Os cartazes estão por toda parte em Hong Kong. Enquanto caminhava pela cidade, onde estive há alguns dias, via pelos metrôs, nos ônibus, nas estações de ferry: “fique longe de apostas —não coloque sua vida em jogo”. A campanha contra o vício em apostas é impossível de ignorar, mesmo nas grades de segurança do porto.
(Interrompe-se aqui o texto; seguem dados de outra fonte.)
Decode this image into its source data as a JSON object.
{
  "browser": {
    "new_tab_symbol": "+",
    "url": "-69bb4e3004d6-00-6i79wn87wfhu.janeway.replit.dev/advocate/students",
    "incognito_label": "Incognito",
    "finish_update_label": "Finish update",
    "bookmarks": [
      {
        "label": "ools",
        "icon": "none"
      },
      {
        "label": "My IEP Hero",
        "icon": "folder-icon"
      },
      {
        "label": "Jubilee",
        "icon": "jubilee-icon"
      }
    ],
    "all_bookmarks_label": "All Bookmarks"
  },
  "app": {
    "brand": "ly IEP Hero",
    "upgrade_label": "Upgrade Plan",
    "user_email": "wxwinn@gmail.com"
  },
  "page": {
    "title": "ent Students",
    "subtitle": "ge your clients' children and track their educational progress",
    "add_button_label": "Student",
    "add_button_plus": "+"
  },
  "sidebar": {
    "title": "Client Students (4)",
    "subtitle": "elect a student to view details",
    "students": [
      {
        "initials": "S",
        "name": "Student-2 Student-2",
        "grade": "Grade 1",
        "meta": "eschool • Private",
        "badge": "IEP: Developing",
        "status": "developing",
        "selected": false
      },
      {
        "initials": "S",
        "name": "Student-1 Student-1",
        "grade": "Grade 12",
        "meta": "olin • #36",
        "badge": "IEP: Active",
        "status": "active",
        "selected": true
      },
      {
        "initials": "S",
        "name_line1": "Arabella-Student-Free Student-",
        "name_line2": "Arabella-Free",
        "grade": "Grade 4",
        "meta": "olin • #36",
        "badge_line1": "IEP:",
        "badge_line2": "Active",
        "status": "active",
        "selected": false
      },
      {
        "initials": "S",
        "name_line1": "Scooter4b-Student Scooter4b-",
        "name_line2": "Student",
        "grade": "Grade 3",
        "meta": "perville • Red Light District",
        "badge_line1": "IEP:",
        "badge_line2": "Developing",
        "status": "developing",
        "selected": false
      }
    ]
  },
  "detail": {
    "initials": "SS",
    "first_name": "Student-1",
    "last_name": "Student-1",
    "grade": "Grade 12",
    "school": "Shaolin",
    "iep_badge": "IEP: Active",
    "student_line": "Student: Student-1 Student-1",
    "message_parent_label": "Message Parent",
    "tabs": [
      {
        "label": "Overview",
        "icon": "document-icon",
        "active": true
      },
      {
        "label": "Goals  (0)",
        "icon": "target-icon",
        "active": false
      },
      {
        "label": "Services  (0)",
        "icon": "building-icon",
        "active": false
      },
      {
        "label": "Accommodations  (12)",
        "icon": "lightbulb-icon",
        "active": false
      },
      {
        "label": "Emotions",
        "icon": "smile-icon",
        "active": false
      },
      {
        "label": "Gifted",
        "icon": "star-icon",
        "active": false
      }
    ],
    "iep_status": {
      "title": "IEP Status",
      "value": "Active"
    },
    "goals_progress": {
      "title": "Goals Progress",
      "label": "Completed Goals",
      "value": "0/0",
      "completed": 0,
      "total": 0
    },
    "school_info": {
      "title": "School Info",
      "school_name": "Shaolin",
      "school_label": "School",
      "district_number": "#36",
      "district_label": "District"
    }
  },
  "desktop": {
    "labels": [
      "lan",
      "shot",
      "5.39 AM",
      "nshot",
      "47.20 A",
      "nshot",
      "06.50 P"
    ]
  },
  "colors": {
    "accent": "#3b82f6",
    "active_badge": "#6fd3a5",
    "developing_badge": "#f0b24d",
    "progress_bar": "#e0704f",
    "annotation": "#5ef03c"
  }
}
Hong Kong convive com o jogo legalizado desde 1891, quando começaram as corridas de cavalo. Em 2003, o governo legalizou as apostas em futebol e concedeu monopólio ao Hong Kong Jockey Club, com a lógica de canalizar a demanda para um mercado regulado. O resultado foi ambíguo e o mercado ilegal não apenas sobreviveu como se expandiu. Em 2024, as apostas ilegais de basquete movimentaram entre HK$ 70 bilhões e 90 bilhões (ou de R$ 44,5 bi a R$ 57 bi). Cartéis com servidores no Camboja recrutam jovens para abrir contas fantasmas usadas em lavagem de dinheiro. Em abril, um estudante de 14 anos foi detido por aliciar colegas para o esquema.
Três jogadores de futebol profissional foram recentemente julgados por manipulação de resultados, acusados de combinarem gestos durante partidas para sinalizar a apostadores ilegais. A polícia também prendeu 203 pessoas numa operação contra casas de jogo em março e apreendeu HK$ 3 milhões (R$ 1,9 milhão) em apostas lavadas em outra ação.
Na China continental, a abordagem é oposta. Toda forma de jogo é proibida desde 1949. O Grande Firewall bloqueia sites de apostas estrangeiros, e usar VPN para acessá-los é crime. Em 2025, o governo repatriou 952 suspeitos em operações conjuntas com Mianmar e Tailândia. Um caso revelou mais de 200 plataformas que movimentaram ¥ 2,7 bilhões (R$ 1,7 bi).
O Brasil seguiu um terceiro caminho e talvez tenha ficado com o pior dos dois mundos. Legalizou as apostas de quota fixa em 2018, mas passou oito anos sem regulamentá-las. A lei 14.790 veio só em 2023 e as regras entraram em vigor em janeiro de 2025. O vácuo permitiu a proliferação de plataformas sem nenhuma contrapartida de fiscalização que Hong Kong ao menos tentou construir.
Os números da Confederação Nacional do Comércio do Brasil ilustram o estrago. As bets retiraram R$ 143 bilhões do varejo desde 2023 e os gastos com apostas cresceram 500% em dois anos. Cerca de 270 mil famílias entraram em inadimplência severa e o endividamento chegou a 80% em março.
De forma semelhante, a contaminação do setor pelo crime organizado segue em linha com Hong Kong. A Operação Narco Fluxo, da Polícia Federal, por exemplo, tem investigado lavagem de R$ 1,6 bilhão via apostas ilegais e tráfico de cocaína. No Rio, o Ministério Público mapeou bicheiros que criaram bets em Curaçao para lavar dinheiro. A CPI da Manipulação de Jogos indiciou William Rogatto, que confessou ter rebaixado 42 times e lucrado R$ 300 milhões.
A experiência asiática oferece duas lições. Hong Kong mostra que legalizar sem capacidade de reprimir o mercado paralelo apenas cria uma camada adicional de oferta, sem eliminar o crime. A China, por outro lado, mostra que a proibição total exige um aparato de vigilância digital que nenhuma democracia consegue replicar.
O Brasil não construiu nem o arcabouço regulatório de um, nem a barreira tecnológica do outro. Legalizou tarde, regulamentou mais tarde ainda e agora tenta conter um mercado que cresceu sem freios por quase uma década. O resultado? Ah, esse pode acabar se refletindo nas urnas em outubro.